Carta para los directores espirituales

Si en verdad se ha llamado “arte de las artes” al oficio de formar las almas juveniles, mejor aún se cumple ello cuando se trata de preparar a las responsabilidades del mañana a quien habrá de ser, en la Iglesia, guía de la grey, luz que brilla sobre el candelabro, sal que preserva y da sabor.

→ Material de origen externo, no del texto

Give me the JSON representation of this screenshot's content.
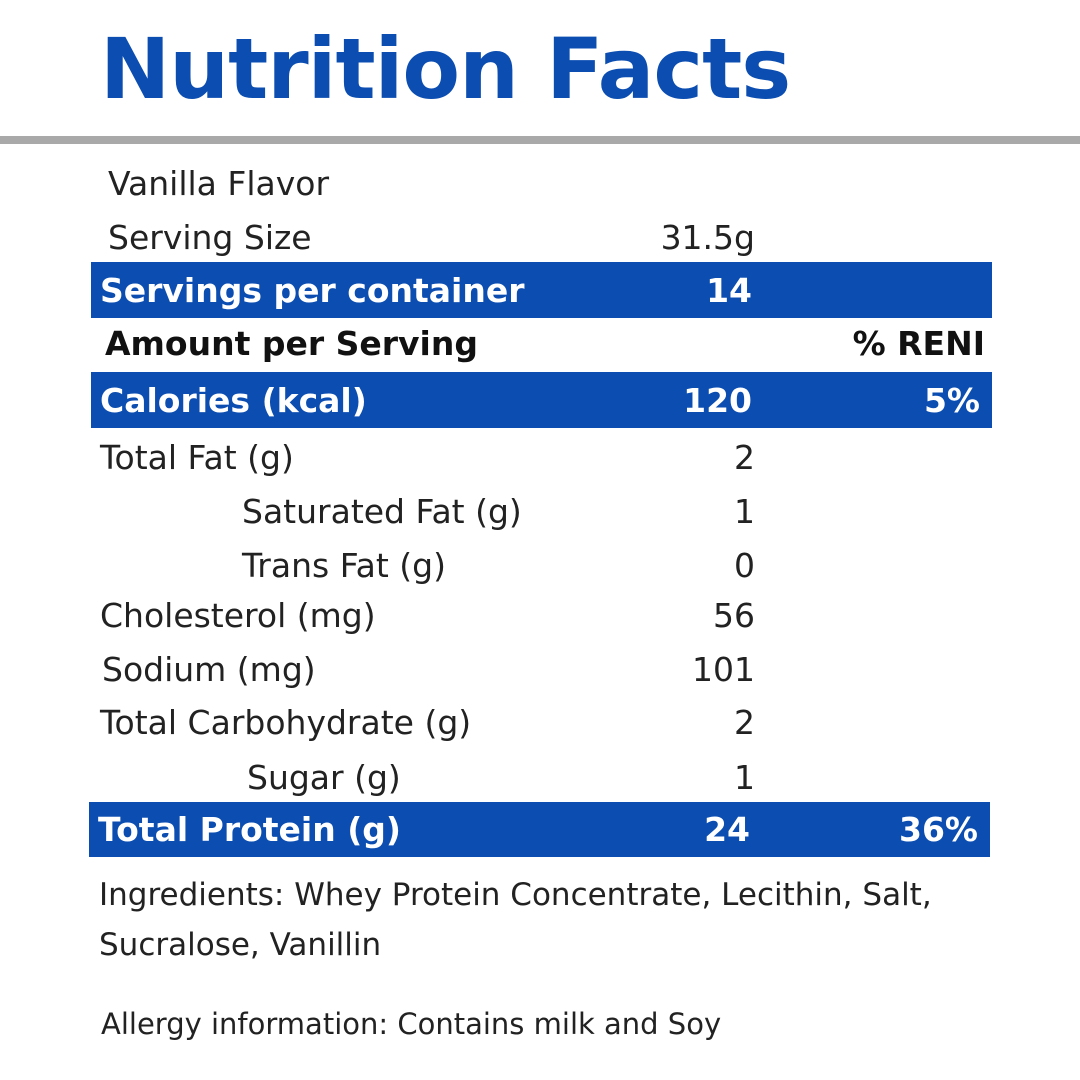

Los seminaristas de nuestro tiempo, de hecho, pertenecen -también ellos- a una generación que ha tenido la desgracia de asistir a la tragedia de guerras crueles y a profundos trastornos religiosos y sociales: ello hace difícil, a veces, comprender y dirigir con mano segura sus almas. Añádase que la necesidad de adaptar el apostolado a las necesidades y a la mentalidad de la vida moderna arrastra a muchos a intentar caminos nuevos no perfectamente conformes a la ortodoxia, a tener en menor estima la vida interior, sin la cual la acción se convierte en agitación y desorden, y en consecuencia a atenuar los peligros de un mundo, a cuyos sugestivos atractivos mal podría sustraerse el sacerdote no templado fuertemente en la oración, en la penitencia, en el espíritu de unión con Dios.

Frente a tales problemas, el buen director de espíritu se dará buena cuenta de que hoy como nunca es necesario inculcar con insistencia en los seminaristas la estima de la vida interior y la observancia de la disciplina eclesiástica. Su palabra será avalorada por la oración, por el ejemplo, por el amor de las almas. Mas recuerde muy bien que la dirección espiritual es también un arte, y que como tal exige de él preparación cuidada y esfuerzo continuo, ya para aprender sus reglas, ya para estar al corriente de las normas directivas de la Iglesia, ya también para ayudarse con todos aquellos medios y subsidios que el progreso de las ciencias puede hoy ofrecerle para comprender cada vez mejor la psicología juvenil. Confiarse a la improvisación o a conocimientos empíricos e insuficientes en un campo tan complejo sería temeridad que concluiría estorbando, en vez de ayudarla, la obra del principal agente, guía y motor de las almas.

Por ello, no será inútil meditar las graves palabras de San Juan de la Cruz: No es culpa ligera hacer perder a un alma bienes incalculables… por su temerario consejo. Quien yerra por temeridad, mientras se halla obligado a asegurarse bien -como cada uno lo está en su propio oficio- no lo hará impunemente, sino que recibirá un castigo merecido en proporción al daño que haya hecho; porque los negocios de Dios deben tratarse con mucha ponderación y con los ojos abiertos.

[Pío XII. Extracto de su Carta Apostólica a los Directores Espirituales, del 5 de Septiembre de 1956].